Dans cet événement relayé, on apprend que Cheikh Ben Alioua a été nommé officier de l’ordre royal de l’Étoile d’Anjouan. La décoration du Cheikh, témoigne l'estime que lui portaient de nombreux cercles, y compris officiels. Cette reconnaissance s'inscrit dans une logique de mise en valeur de certaines élites musulmanes perçues comme "modérées" ou "constructives" dans le contexte colonial. Donc pourquoi cette décoration ?

La reconnaissance du rôle pacificateur du Cheikh ; puisqu'à l'époque, et dans un contexte marqué par la méfiance envers les mouvements politiques musulmans naissants (comme le réformisme des Oulémas ou le nationalisme naissant), le pouvoir colonial cherchait à s’allier les figures spirituelles non subversives. Cheikh Alawi, bien qu’indépendant dans ses pensées, prônait la réforme intérieure, la moralité et le dialogue, et refusait les appels à la violence ou à la rupture brutale avec les autorités.

Le rayonnement international du Cheikh ; qui avait déjà des disciples jusqu'en France métropolitaine (notamment parmi les travailleurs nord-africains) et dans le monde musulman. Le décorer, c’était aussi pour les autorités françaises tenter de capter son prestige pour renforcer leur influence culturelle et religieuse dans l’empire colonial.

La cooptation symbolique d’un leader religieux ; et cette décoration pouvait aussi être vue comme une tentative de neutraliser politiquement l’influence d’un leader indépendant, en lui offrant une reconnaissance flatteuse, mais ambiguë. C’était une méthode classique de la politique coloniale : valoriser certaines figures religieuses pour affaiblir les mouvements plus revendicatifs.

La décoration a sans doute été reçue avec des sentiments partagés ; entre réception et ambivalence. Certains membres de la confrérie ou figures proches du pouvoir colonial ont pu y voir une reconnaissance méritée de la stature spirituelle du Cheikh. D’autres, plus critiques du pouvoir colonial, ont pu y voir une tentative de récupération ou de compromission. Le Cheikh lui-même, selon ses écrits, ne recherchait pas les honneurs, mais il ne les rejetait pas frontalement si cela permettait de préserver son indépendance et de renforcer son rayonnement.

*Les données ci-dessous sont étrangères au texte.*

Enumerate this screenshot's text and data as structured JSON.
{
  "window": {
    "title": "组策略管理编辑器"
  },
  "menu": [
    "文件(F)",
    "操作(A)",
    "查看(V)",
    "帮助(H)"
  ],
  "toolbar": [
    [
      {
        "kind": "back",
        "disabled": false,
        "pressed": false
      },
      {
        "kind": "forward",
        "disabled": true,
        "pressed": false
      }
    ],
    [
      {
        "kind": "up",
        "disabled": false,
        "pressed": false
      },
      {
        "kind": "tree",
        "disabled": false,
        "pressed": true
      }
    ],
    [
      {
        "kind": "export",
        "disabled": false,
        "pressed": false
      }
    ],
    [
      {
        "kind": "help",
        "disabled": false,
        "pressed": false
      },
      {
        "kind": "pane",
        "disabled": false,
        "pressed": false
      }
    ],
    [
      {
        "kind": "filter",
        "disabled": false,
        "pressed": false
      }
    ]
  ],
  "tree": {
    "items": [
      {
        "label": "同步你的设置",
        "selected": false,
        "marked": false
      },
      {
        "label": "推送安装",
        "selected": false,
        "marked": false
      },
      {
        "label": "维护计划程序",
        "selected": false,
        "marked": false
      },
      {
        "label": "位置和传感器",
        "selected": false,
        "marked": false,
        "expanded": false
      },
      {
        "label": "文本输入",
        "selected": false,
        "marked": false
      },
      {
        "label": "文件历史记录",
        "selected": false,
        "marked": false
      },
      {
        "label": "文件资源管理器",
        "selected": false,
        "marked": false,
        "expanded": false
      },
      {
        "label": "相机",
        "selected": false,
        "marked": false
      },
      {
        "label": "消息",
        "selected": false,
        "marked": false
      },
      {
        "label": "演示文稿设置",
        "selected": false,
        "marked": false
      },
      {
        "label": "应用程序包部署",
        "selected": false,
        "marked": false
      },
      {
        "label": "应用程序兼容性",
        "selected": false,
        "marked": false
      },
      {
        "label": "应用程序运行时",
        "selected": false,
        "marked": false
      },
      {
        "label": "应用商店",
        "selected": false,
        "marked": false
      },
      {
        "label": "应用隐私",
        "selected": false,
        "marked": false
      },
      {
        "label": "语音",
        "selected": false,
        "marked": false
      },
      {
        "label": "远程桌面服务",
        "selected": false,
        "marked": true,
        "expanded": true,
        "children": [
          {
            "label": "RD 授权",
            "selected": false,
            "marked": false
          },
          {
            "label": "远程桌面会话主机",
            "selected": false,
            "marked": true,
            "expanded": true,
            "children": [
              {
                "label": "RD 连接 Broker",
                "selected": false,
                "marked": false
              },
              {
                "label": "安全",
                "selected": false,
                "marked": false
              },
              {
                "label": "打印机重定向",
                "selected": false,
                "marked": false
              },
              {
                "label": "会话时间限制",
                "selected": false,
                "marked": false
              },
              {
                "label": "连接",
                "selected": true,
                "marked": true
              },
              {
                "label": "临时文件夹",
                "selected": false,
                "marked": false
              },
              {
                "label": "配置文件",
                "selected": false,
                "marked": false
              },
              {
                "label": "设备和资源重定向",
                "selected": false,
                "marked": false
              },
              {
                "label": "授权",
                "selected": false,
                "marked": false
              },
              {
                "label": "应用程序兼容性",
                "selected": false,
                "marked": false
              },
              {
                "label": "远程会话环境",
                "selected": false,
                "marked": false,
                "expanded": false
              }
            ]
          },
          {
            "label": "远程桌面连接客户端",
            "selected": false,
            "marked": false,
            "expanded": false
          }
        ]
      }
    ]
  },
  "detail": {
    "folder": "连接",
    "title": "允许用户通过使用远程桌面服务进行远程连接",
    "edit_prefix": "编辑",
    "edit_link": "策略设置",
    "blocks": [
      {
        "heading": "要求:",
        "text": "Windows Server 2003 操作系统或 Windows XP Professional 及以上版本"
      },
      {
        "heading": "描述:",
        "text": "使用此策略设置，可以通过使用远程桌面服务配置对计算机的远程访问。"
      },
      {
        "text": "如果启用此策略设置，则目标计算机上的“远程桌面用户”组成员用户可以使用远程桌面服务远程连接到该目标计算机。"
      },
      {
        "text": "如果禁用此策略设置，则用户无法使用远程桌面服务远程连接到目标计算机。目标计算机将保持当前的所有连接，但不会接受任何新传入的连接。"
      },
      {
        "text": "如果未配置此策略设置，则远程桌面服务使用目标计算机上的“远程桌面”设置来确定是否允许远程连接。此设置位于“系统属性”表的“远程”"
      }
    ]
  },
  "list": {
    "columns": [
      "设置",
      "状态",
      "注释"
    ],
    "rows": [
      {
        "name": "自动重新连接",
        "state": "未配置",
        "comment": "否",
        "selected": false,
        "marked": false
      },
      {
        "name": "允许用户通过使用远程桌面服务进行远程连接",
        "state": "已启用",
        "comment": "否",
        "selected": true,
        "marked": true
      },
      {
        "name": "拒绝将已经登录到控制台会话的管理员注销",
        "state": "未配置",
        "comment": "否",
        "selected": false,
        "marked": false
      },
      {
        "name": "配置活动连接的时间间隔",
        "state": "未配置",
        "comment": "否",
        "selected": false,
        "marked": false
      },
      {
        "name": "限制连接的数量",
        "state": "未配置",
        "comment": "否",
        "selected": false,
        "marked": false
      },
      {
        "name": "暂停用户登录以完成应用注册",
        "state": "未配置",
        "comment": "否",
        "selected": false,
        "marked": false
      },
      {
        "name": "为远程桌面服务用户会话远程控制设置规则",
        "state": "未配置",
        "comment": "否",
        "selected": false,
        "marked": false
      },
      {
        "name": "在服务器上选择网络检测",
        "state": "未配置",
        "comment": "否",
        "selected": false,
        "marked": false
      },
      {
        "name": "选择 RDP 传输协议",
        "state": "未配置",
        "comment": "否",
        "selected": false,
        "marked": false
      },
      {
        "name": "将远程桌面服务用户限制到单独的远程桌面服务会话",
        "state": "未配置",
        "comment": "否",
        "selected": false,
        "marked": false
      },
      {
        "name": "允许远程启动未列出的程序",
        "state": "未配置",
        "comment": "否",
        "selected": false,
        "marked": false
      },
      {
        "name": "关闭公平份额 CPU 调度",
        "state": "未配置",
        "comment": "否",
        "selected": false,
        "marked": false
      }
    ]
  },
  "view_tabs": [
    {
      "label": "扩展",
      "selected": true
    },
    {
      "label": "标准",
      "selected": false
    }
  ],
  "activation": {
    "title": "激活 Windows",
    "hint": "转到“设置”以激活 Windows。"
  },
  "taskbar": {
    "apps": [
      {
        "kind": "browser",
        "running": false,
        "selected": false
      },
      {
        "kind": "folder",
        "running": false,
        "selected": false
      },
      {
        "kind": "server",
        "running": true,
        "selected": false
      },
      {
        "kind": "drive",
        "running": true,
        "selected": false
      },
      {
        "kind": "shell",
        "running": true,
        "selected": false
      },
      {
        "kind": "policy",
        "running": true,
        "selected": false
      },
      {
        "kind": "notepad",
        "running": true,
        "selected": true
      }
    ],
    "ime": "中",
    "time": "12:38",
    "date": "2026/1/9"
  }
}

Un refus de la distinction selon certaines rumeurs ? On a pu constater le positionnement spirituel du Cheikh Alawi face aux honneurs coloniaux par un silence symbolique, car si la décoration fut bien annoncée dans le journal "L'Écho d'Oran", puis "L’Union", aucune trace n’existe dans les écrits du Cheikh lui-même pour signaler qu’il l’aurait reçue, mentionnée ou acceptée publiquement. Cette absence est éloquente, surtout venant d’un homme qui consignait soigneusement ses correspondances, ses positions publiques et ses critiques dans ses écrits ou dans son journal. 

Certaines sources proches de la confrérie affirment même que le Cheikh l’aurait explicitement refusée, jugeant que ce type d’honneur risquait de compromettre son indépendance spirituelle ou d’être interprété comme un signe de complaisance envers l’administration coloniale. Pourquoi refuser un honneur si prestigieux ? Le Cheikh n’était pas insensible à la reconnaissance, mais il était profondément vigilant à la nature de celle-ci pour plusieurs raisons possibles :

I. Préserver la neutralité spirituelle : le Cheikh Alawi se voulait au-dessus des divisions politiques, centré sur la réforme morale et spirituelle. Accepter une décoration issue d’un système colonial aurait pu brouiller son image auprès de ses disciples, et le faire passer pour un "Cheikh officiel" ou instrumentalisé, ce qu’il a toujours évité.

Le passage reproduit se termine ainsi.